– Ну, всему приходит своя кончина, мать, – сказал о. Матвей и, чего давно у них не случалось, приласкал старуху за подбородок.
– Чудно… куда только не простирается человек, а самонужнейшее – посошок-то дубовенький, так за всю жизнь и не успевает припасти…
– Плетни-то еще не перевелись на Руси, – сквозь слезы посмеялась та, – еще подберешь в дороге!
Они двинулись к воротам. Стояла утренняя рань, непогашенный покачивался фонарь на столбе.
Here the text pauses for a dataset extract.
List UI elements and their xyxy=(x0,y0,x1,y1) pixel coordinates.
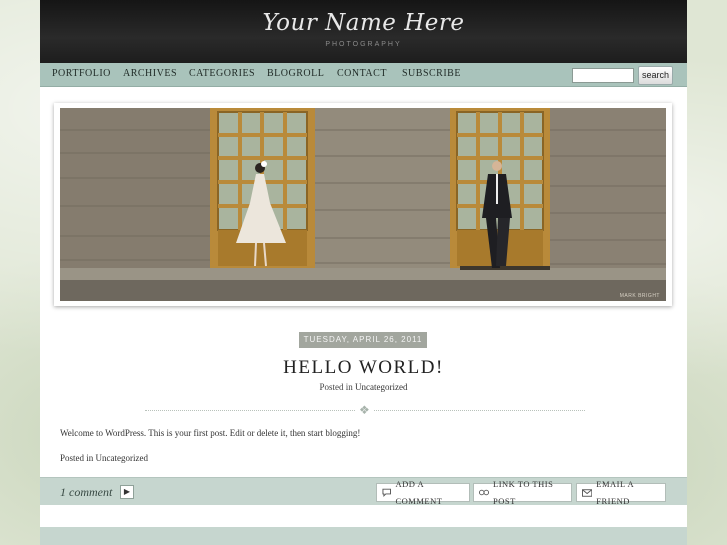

Солнце еще не всходило, но громадное при почти безоблачном небе розовое озарение за птицефабрикой сулило добрую погодку на выходной день. Уж приступал к работе веселый дворник: предмайский ветер верховой отряхивал с кладбищенской рощи тяжкую вчерашнюю капель, выдувал рябые озерки с тракта во весь континентальный мах, сгонял к горизонту застоявшиеся облачка – сор ночи и зимы. Шустрые воробьишки так и вертелись у него под метлой, дразнили подметалу, а он, обернувшись к хвастунам, задирал им на голову пернатую одежку, перстом добирался до просвечивающего тельца, а те с разлету кидались в ближнюю воду, целые радуги брызг подымая встречь. В иное время не было о. Матвею отрадней зрелища, глаз бы не сводил, заслонясь ладошкой от восходившего солнца, а тут ровно ослеп, захваченный вопросительными раздумьями о покидаемых, и чем дальше, тем страшнее было вслух признаться в них.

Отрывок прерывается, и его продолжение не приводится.